Since the Second World War there has been less emphasis on the rights of religious communities and more emphasis on the rights of individuals. The prevailing modern understanding has been that the religious freedom of the individual is to be restricted only by public order issues.
Over the last 10 to 15 years a new theme has emerged. Hitherto the concern had been that states should not overstep the boundary of interference in the religious life of citizens; but there had been little interest in how religious life was organised within a particular state. Now the international language about religious freedom has seen a fundamental change. The state is now to be the neutral and impartial organiser of religious life within its boundaries. The idea is that any state should ensure that it leaves an appropriate place for pluralism and tolerance.
In practice this raises some problems. What sets of values are underpinning this enterprise? Some states, for example France and Turkey, declare that their values are those of 'secularism'. In Turkey groups advocating sharia law are repressed on the grounds that their aims are incompatible with the secularist aims of the state. This relatively recent change in understanding of the role of the state as that of impartial policeman of the public space tends to squeeze the outward demonstration of religious adherence out of the public sphere and into the private sphere.
One positive result of this situation is that religious groups of all kinds will tend to cooperate in pressing for recognition by the state. However, a less welcome result is that a particular state might favour one particular religion. Recent legislation on religion is increasingly tending to confirm a link between a state and the dominant faith within it.
What can and should international organisations do about this?

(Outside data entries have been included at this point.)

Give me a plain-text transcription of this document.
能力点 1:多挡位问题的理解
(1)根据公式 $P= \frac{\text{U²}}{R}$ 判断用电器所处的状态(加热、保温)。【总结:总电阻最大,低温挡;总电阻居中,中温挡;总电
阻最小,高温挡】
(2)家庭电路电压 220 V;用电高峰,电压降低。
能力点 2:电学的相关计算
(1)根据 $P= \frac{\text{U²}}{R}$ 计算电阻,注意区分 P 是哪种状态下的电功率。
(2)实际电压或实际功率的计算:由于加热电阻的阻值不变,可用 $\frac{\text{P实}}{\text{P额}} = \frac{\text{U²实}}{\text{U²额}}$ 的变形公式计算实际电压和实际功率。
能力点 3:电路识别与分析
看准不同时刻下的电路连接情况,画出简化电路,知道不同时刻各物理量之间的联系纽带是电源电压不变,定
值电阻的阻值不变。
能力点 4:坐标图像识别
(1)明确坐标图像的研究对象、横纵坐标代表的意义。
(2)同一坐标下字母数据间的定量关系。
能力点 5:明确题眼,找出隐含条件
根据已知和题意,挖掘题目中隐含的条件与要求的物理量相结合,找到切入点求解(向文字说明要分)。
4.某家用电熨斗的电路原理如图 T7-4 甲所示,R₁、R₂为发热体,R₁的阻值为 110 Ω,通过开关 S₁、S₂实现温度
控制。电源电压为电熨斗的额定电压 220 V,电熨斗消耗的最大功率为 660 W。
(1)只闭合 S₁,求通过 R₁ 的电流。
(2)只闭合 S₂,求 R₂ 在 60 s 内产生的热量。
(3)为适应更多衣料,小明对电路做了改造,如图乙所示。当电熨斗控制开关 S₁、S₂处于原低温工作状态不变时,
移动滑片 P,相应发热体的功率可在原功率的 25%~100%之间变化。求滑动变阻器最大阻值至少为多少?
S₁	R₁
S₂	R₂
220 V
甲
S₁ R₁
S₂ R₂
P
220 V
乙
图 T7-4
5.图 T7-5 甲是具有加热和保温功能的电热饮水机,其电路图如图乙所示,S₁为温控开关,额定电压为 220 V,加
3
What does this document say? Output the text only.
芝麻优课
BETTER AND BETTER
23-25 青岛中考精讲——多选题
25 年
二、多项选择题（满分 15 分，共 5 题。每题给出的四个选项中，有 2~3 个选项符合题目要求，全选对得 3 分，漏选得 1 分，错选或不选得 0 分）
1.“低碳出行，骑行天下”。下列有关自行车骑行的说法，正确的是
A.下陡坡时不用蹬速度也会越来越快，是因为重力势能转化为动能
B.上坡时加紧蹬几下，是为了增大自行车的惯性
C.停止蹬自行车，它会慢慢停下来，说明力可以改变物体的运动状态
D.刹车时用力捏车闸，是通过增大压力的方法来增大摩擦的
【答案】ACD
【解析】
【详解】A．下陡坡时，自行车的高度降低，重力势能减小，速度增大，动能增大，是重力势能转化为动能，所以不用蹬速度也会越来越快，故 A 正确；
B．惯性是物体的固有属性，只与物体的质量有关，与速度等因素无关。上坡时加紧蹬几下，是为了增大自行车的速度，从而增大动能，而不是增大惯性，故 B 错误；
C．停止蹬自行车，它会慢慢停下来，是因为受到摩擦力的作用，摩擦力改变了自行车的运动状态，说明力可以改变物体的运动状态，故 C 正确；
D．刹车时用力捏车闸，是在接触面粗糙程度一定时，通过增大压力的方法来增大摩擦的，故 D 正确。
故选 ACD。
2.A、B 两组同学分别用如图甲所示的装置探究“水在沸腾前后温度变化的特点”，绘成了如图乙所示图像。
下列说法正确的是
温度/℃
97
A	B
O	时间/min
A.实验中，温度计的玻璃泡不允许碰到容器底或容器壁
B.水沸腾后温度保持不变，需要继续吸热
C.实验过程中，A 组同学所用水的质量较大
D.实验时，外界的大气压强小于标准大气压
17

The Organization on Security and Co-operation in Europe (OSCE) started involving itself in religious freedom issues only in the mid-1990s. Under the auspices of the OSCE's Office for Democratic Institutions and Human Rights (ODIHR) a Panel of Experts was set up in 1996, and there was a major intergovernmental conference on the subject in the Hague in 1999. Two or three years ago it was decided to restructure the panel of experts. Now each member state can nominate one such expert, and there is also a permanent Advisory Council of 15 individuals (of whom I am one).
The panel has produced a set of guidelines on legislation on religion which has been officially accepted by the OSCE. The OSCE has initiated a process of 'benchmarking' - setting out practical guidelines on what religious legislation should contain - and it reviews proposed legislation and makes alterations and suggestions. Religious communities thus have the opportunity to bring their concerns to an international body. The OSCE has also taken the initiative in a number of cases where individuals or specific groups have had their rights violated. Conferences for consulation and dialogue are regularly organised under the auspices of ODIHR.
One general point: the international human rights community never ceases to be shocked by the attitudes which reveal themselves within religious confessions. The history of the protection of specifically religious rights has been more problematic than the that of the protection of human rights of other kinds. Religion tends to be seen as, and indeed to be, part of the problem rather than part of the solution: freedom for oneself does not necessarily entail freedom for others. The language in international religious rights work now tends to be that of 'alliance of civilisations', countering the assumptions in the Huntingtonian theory of the 'clash of civilisations'. Religions are encouraged to work together on securing rights, while recognising differences in approach.
The original understanding of human rights was that they belonged to the individual; the community had no standing in this respect. However, opinion has slowly been moving towards the concept of community rights. The question then arises of how these rights impinge on those of the individual within that community. 'Structured pluralism' is one of the new concepts which aim to achieve a reconciliation between the two.
The Russian Orthodox Church has recently been arguing that human rights are linked with moral duties, with the maintenance of public morality. This is advanced as an alternative to the western liberal understanding of human rights as a function of pluralism and democracy.